Flipkart had earlier announced it would eliminate single use plastic in packaging. The idea was to move towards using 100% recycled plastic in its supply chain by March 2021.
The firm has already reduced its new plastic consumption by 50% through different initiatives.
In line with its sustainability roadmap, one of its latest initiative is to use eco-friendly recycled paper bags to replace the poly pouches for packaging of products. Since May 2020, it is doing a pilot of these paper based packaging in Maharashtra and plans to scale it up to other cities, says Mahesh Pratap Singh, head of sustainability at Flipkart.
The e-tailer has also replaced bubble wraps and airbags with carton waste shredded material to provide cushion to goods during transit.
They are also using a two-ply paper roll as an alternative to plastic-based packaging within the boxes to protect the goods from getting damaged.

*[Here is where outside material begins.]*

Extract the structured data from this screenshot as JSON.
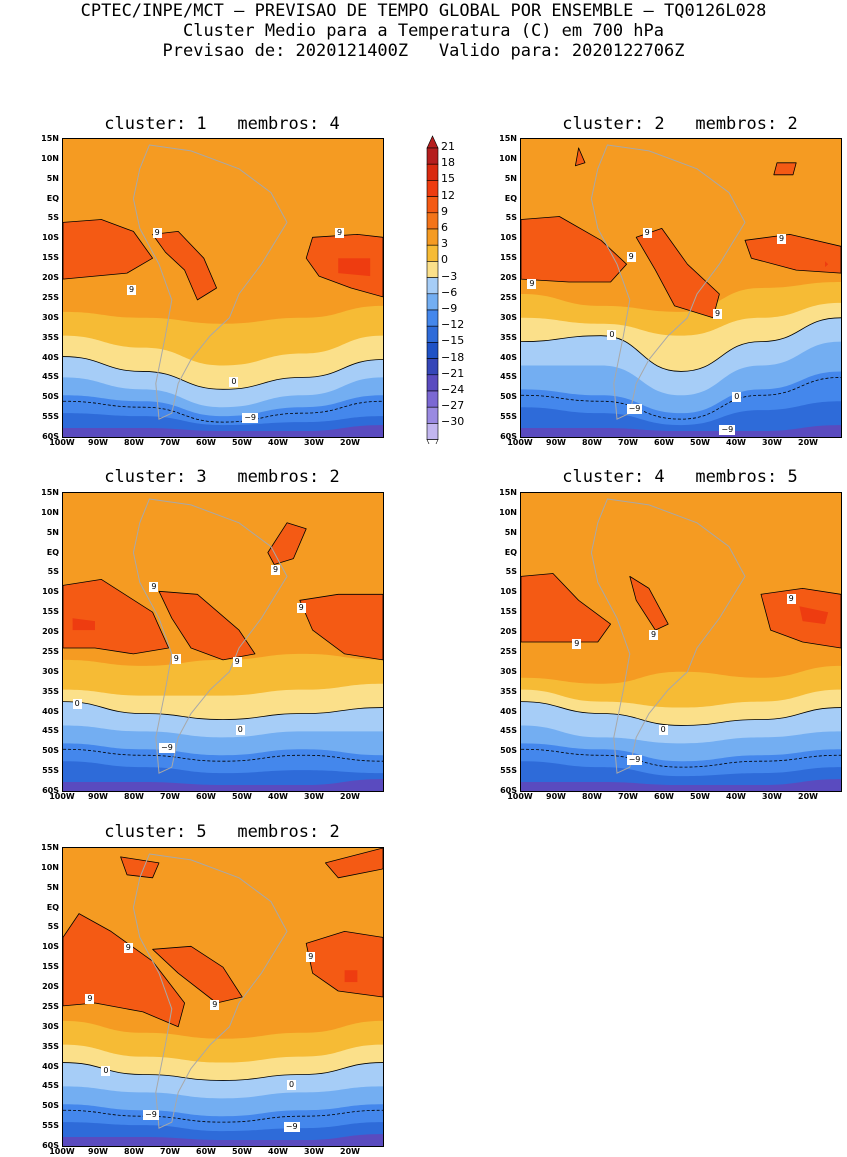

"In India, while there are a lot of opportunities for sustainable solutions there are no plug and play products which is the norm in the developed world," says Singh . He adds, that is why they have their own in-house material design and research team that is a part of their part of supply chain operations.

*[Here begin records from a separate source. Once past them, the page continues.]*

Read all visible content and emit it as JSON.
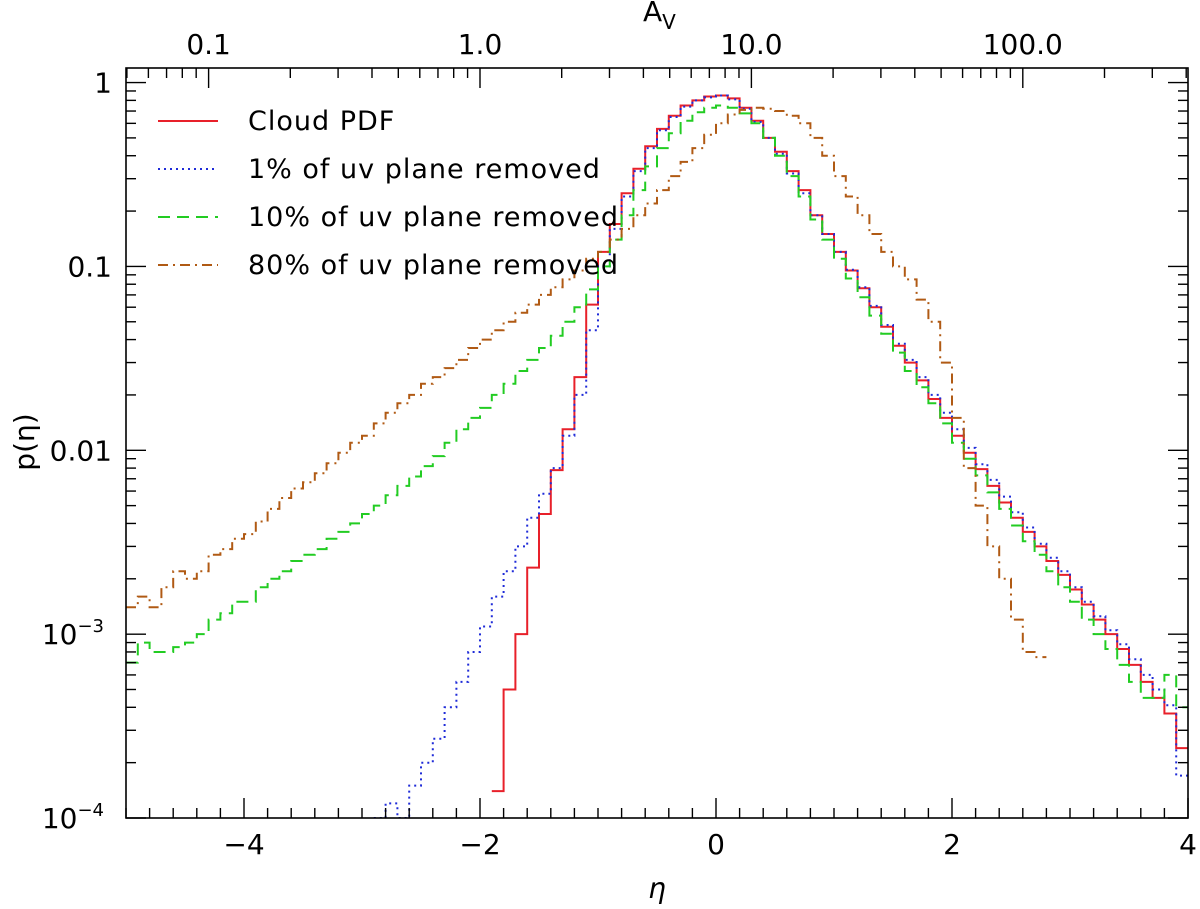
{
  "chart_data": {
    "type": "line",
    "step": true,
    "xlabel": "η",
    "ylabel": "p(η)",
    "top_axis_label": "A",
    "top_axis_label_subscript": "V",
    "xlim": [
      -5,
      4
    ],
    "ylim": [
      0.0001,
      1.2
    ],
    "yscale": "log",
    "x_ticks": [
      -4,
      -2,
      0,
      2,
      4
    ],
    "x_tick_labels": [
      "−4",
      "−2",
      "0",
      "2",
      "4"
    ],
    "y_ticks": [
      {
        "value": 1,
        "label": "1"
      },
      {
        "value": 0.1,
        "label": "0.1"
      },
      {
        "value": 0.01,
        "label": "0.01"
      },
      {
        "value": 0.001,
        "base": "10",
        "exp": "−3"
      },
      {
        "value": 0.0001,
        "base": "10",
        "exp": "−4"
      }
    ],
    "top_ticks": [
      {
        "eta": -4.3,
        "label": "0.1"
      },
      {
        "eta": -2.0,
        "label": "1.0"
      },
      {
        "eta": 0.3,
        "label": "10.0"
      },
      {
        "eta": 2.6,
        "label": "100.0"
      }
    ],
    "legend_position": "top-left",
    "series": [
      {
        "name": "Cloud PDF",
        "color": "#e8202a",
        "dash": "solid",
        "x": [
          -1.85,
          -1.75,
          -1.65,
          -1.55,
          -1.45,
          -1.35,
          -1.25,
          -1.15,
          -1.05,
          -0.95,
          -0.85,
          -0.75,
          -0.65,
          -0.55,
          -0.45,
          -0.35,
          -0.25,
          -0.15,
          -0.05,
          0.05,
          0.15,
          0.25,
          0.35,
          0.45,
          0.55,
          0.65,
          0.75,
          0.85,
          0.95,
          1.05,
          1.15,
          1.25,
          1.35,
          1.45,
          1.55,
          1.65,
          1.75,
          1.85,
          1.95,
          2.05,
          2.15,
          2.25,
          2.35,
          2.45,
          2.55,
          2.65,
          2.75,
          2.85,
          2.95,
          3.05,
          3.15,
          3.25,
          3.35,
          3.45,
          3.55,
          3.65,
          3.75,
          3.85,
          3.95
        ],
        "y": [
          0.00014,
          0.0005,
          0.001,
          0.0023,
          0.0045,
          0.0078,
          0.013,
          0.025,
          0.062,
          0.12,
          0.17,
          0.25,
          0.34,
          0.45,
          0.56,
          0.66,
          0.75,
          0.8,
          0.84,
          0.85,
          0.82,
          0.73,
          0.62,
          0.5,
          0.42,
          0.33,
          0.26,
          0.19,
          0.15,
          0.12,
          0.095,
          0.076,
          0.06,
          0.047,
          0.037,
          0.03,
          0.024,
          0.019,
          0.015,
          0.012,
          0.0097,
          0.0079,
          0.0064,
          0.0052,
          0.0043,
          0.0036,
          0.003,
          0.0025,
          0.0021,
          0.00175,
          0.00145,
          0.0012,
          0.001,
          0.00083,
          0.00068,
          0.00055,
          0.00045,
          0.00037,
          0.00024
        ]
      },
      {
        "name": "1% of uv plane removed",
        "color": "#1f2bd8",
        "dash": "dotted",
        "x": [
          -2.85,
          -2.75,
          -2.65,
          -2.55,
          -2.45,
          -2.35,
          -2.25,
          -2.15,
          -2.05,
          -1.95,
          -1.85,
          -1.75,
          -1.65,
          -1.55,
          -1.45,
          -1.35,
          -1.25,
          -1.15,
          -1.05,
          -0.95,
          -0.85,
          -0.75,
          -0.65,
          -0.55,
          -0.45,
          -0.35,
          -0.25,
          -0.15,
          -0.05,
          0.05,
          0.15,
          0.25,
          0.35,
          0.45,
          0.55,
          0.65,
          0.75,
          0.85,
          0.95,
          1.05,
          1.15,
          1.25,
          1.35,
          1.45,
          1.55,
          1.65,
          1.75,
          1.85,
          1.95,
          2.05,
          2.15,
          2.25,
          2.35,
          2.45,
          2.55,
          2.65,
          2.75,
          2.85,
          2.95,
          3.05,
          3.15,
          3.25,
          3.35,
          3.45,
          3.55,
          3.65,
          3.75,
          3.85,
          3.95
        ],
        "y": [
          0.0001,
          0.00012,
          0.0001,
          0.00015,
          0.0002,
          0.00027,
          0.0004,
          0.00055,
          0.0008,
          0.0011,
          0.0016,
          0.0022,
          0.003,
          0.0043,
          0.0058,
          0.008,
          0.012,
          0.02,
          0.045,
          0.1,
          0.16,
          0.24,
          0.33,
          0.44,
          0.55,
          0.65,
          0.74,
          0.8,
          0.83,
          0.85,
          0.81,
          0.72,
          0.61,
          0.5,
          0.41,
          0.32,
          0.25,
          0.19,
          0.15,
          0.12,
          0.096,
          0.077,
          0.061,
          0.048,
          0.038,
          0.031,
          0.025,
          0.02,
          0.016,
          0.013,
          0.0103,
          0.0084,
          0.0069,
          0.0056,
          0.0046,
          0.0038,
          0.0031,
          0.0026,
          0.0022,
          0.0018,
          0.0015,
          0.00125,
          0.00105,
          0.00088,
          0.00073,
          0.0006,
          0.0005,
          0.00041,
          0.00017
        ]
      },
      {
        "name": "10% of uv plane removed",
        "color": "#22cc22",
        "dash": "dashed",
        "x": [
          -4.95,
          -4.85,
          -4.75,
          -4.65,
          -4.55,
          -4.45,
          -4.35,
          -4.25,
          -4.15,
          -4.05,
          -3.95,
          -3.85,
          -3.75,
          -3.65,
          -3.55,
          -3.45,
          -3.35,
          -3.25,
          -3.15,
          -3.05,
          -2.95,
          -2.85,
          -2.75,
          -2.65,
          -2.55,
          -2.45,
          -2.35,
          -2.25,
          -2.15,
          -2.05,
          -1.95,
          -1.85,
          -1.75,
          -1.65,
          -1.55,
          -1.45,
          -1.35,
          -1.25,
          -1.15,
          -1.05,
          -0.95,
          -0.85,
          -0.75,
          -0.65,
          -0.55,
          -0.45,
          -0.35,
          -0.25,
          -0.15,
          -0.05,
          0.05,
          0.15,
          0.25,
          0.35,
          0.45,
          0.55,
          0.65,
          0.75,
          0.85,
          0.95,
          1.05,
          1.15,
          1.25,
          1.35,
          1.45,
          1.55,
          1.65,
          1.75,
          1.85,
          1.95,
          2.05,
          2.15,
          2.25,
          2.35,
          2.45,
          2.55,
          2.65,
          2.75,
          2.85,
          2.95,
          3.05,
          3.15,
          3.25,
          3.35,
          3.45,
          3.55,
          3.65,
          3.75,
          3.85,
          3.95
        ],
        "y": [
          0.0007,
          0.0009,
          0.0008,
          0.0008,
          0.00085,
          0.0009,
          0.001,
          0.0012,
          0.0013,
          0.0015,
          0.0015,
          0.0018,
          0.002,
          0.0022,
          0.0025,
          0.0027,
          0.0029,
          0.0033,
          0.0036,
          0.004,
          0.0045,
          0.005,
          0.0057,
          0.0064,
          0.0072,
          0.0082,
          0.0093,
          0.011,
          0.013,
          0.015,
          0.017,
          0.02,
          0.023,
          0.027,
          0.031,
          0.036,
          0.042,
          0.05,
          0.06,
          0.075,
          0.1,
          0.14,
          0.19,
          0.26,
          0.35,
          0.44,
          0.53,
          0.62,
          0.69,
          0.73,
          0.75,
          0.73,
          0.68,
          0.6,
          0.5,
          0.4,
          0.31,
          0.24,
          0.18,
          0.14,
          0.11,
          0.086,
          0.068,
          0.054,
          0.043,
          0.034,
          0.027,
          0.022,
          0.018,
          0.014,
          0.011,
          0.009,
          0.0073,
          0.0059,
          0.0048,
          0.0039,
          0.0032,
          0.0027,
          0.0022,
          0.0018,
          0.0015,
          0.0012,
          0.001,
          0.00083,
          0.00068,
          0.00055,
          0.00045,
          0.00045,
          0.0006,
          0.0004
        ]
      },
      {
        "name": "80% of uv plane removed",
        "color": "#b05a14",
        "dash": "dashdot",
        "x": [
          -4.95,
          -4.85,
          -4.75,
          -4.65,
          -4.55,
          -4.45,
          -4.35,
          -4.25,
          -4.15,
          -4.05,
          -3.95,
          -3.85,
          -3.75,
          -3.65,
          -3.55,
          -3.45,
          -3.35,
          -3.25,
          -3.15,
          -3.05,
          -2.95,
          -2.85,
          -2.75,
          -2.65,
          -2.55,
          -2.45,
          -2.35,
          -2.25,
          -2.15,
          -2.05,
          -1.95,
          -1.85,
          -1.75,
          -1.65,
          -1.55,
          -1.45,
          -1.35,
          -1.25,
          -1.15,
          -1.05,
          -0.95,
          -0.85,
          -0.75,
          -0.65,
          -0.55,
          -0.45,
          -0.35,
          -0.25,
          -0.15,
          -0.05,
          0.05,
          0.15,
          0.25,
          0.35,
          0.45,
          0.55,
          0.65,
          0.75,
          0.85,
          0.95,
          1.05,
          1.15,
          1.25,
          1.35,
          1.45,
          1.55,
          1.65,
          1.75,
          1.85,
          1.95,
          2.05,
          2.15,
          2.25,
          2.35,
          2.45,
          2.55,
          2.65,
          2.75
        ],
        "y": [
          0.0014,
          0.0016,
          0.0014,
          0.0018,
          0.0022,
          0.002,
          0.0022,
          0.0027,
          0.0029,
          0.0033,
          0.0035,
          0.0041,
          0.0048,
          0.0055,
          0.0062,
          0.0067,
          0.0075,
          0.0085,
          0.0097,
          0.011,
          0.012,
          0.014,
          0.016,
          0.018,
          0.02,
          0.023,
          0.025,
          0.028,
          0.031,
          0.036,
          0.04,
          0.045,
          0.05,
          0.056,
          0.062,
          0.07,
          0.077,
          0.085,
          0.095,
          0.11,
          0.12,
          0.14,
          0.16,
          0.19,
          0.22,
          0.26,
          0.31,
          0.37,
          0.44,
          0.52,
          0.6,
          0.67,
          0.71,
          0.73,
          0.72,
          0.7,
          0.66,
          0.6,
          0.5,
          0.4,
          0.31,
          0.24,
          0.19,
          0.15,
          0.12,
          0.1,
          0.085,
          0.066,
          0.05,
          0.03,
          0.015,
          0.008,
          0.005,
          0.003,
          0.002,
          0.0012,
          0.0008,
          0.00075
        ]
      }
    ]
  }
}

Singh says, the shortlisting process for sustainable solutions is very long as they have to meet a wide array of criteria before being shortlisted. The solution has to be scalable to meet the high demand for daily orders. It has to be durable as packages often travel hundreds of kilometers in sun and rain so resilience and sturdiness is important. Third important piece is availability of solutions that can work in urban and rural India alike.
To make it holistic, Flipkart is working with different stakeholders to create an ecosystem for extended producer responsibility where plastic waste can be recycled after collecting it back from consumers. It is aiming to collect 30% of its plastic waste this year. Once the processes are streamlined, the e-tailer will engage with different sellers who ship orders directly to consumers.
Another area where it is working to reduce its carbon footprint is by leveraging electric vehicles. They have deployed a range of electric two and three wheelers for delivery of shipments. Singh says that while e-electric vehicles are made mostly for consumer use, they have customised them to be suitable for product delivery.
In works are initiatives to maximise the recycled content in single-use plastic and projects to boost the recycling ecosystem.
Last year, commerce and industry ministry had asked e-commerce firms to eliminate single use plastic and work on using sustainable materials for packaging products.